Milan reflects on the inevitability of such a decline: “Too many stories never left this place, got buried under layers of dust and the death of memory. There were always the journeys in crowded buses, hours with students who never cared, tea in the morning and the afternoon in tiny earthen cups at roadside stalls, weary chat with the regulars, the coldness of bureaucracy, more tea, a cigarette or two, breathlessness, a dull ache in the chest. A voice unheeded, uncared for…”

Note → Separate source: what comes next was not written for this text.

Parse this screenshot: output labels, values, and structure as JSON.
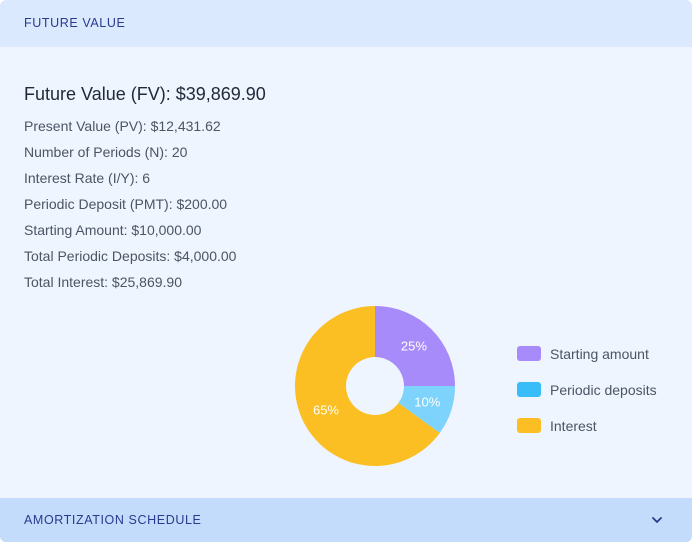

Majumdar’s skilful, evocative descriptions, from little details like Thin Arrowroot biscuits and Santiniketan bags to the crawling traffic and workaday commutes on the streets, bring the city to life. The most powerful descriptions — which offer the sharpest commentary on our cities today, where so much is changing and so much else is still the same — are of the terrifying claustrophobia of the government offices where the clerks wait indifferently behind dusty heaps of files. Milan waits patiently, at No. 5645, holding the application form in his hand until he hears the amount it will take to clear his pension case: Rs 6,000 in ready cash, wrapped in brown paper, tied in strings. And then he drops the form that he has just filled up, because it doesn’t matter anyway — he’ll never have that kind of money to offer. He realises how useless all his pleas have been: “Forms, facts, words, none read, none given a nook on desks, in files.”
Silverfish is a moving debut from a talented new voice.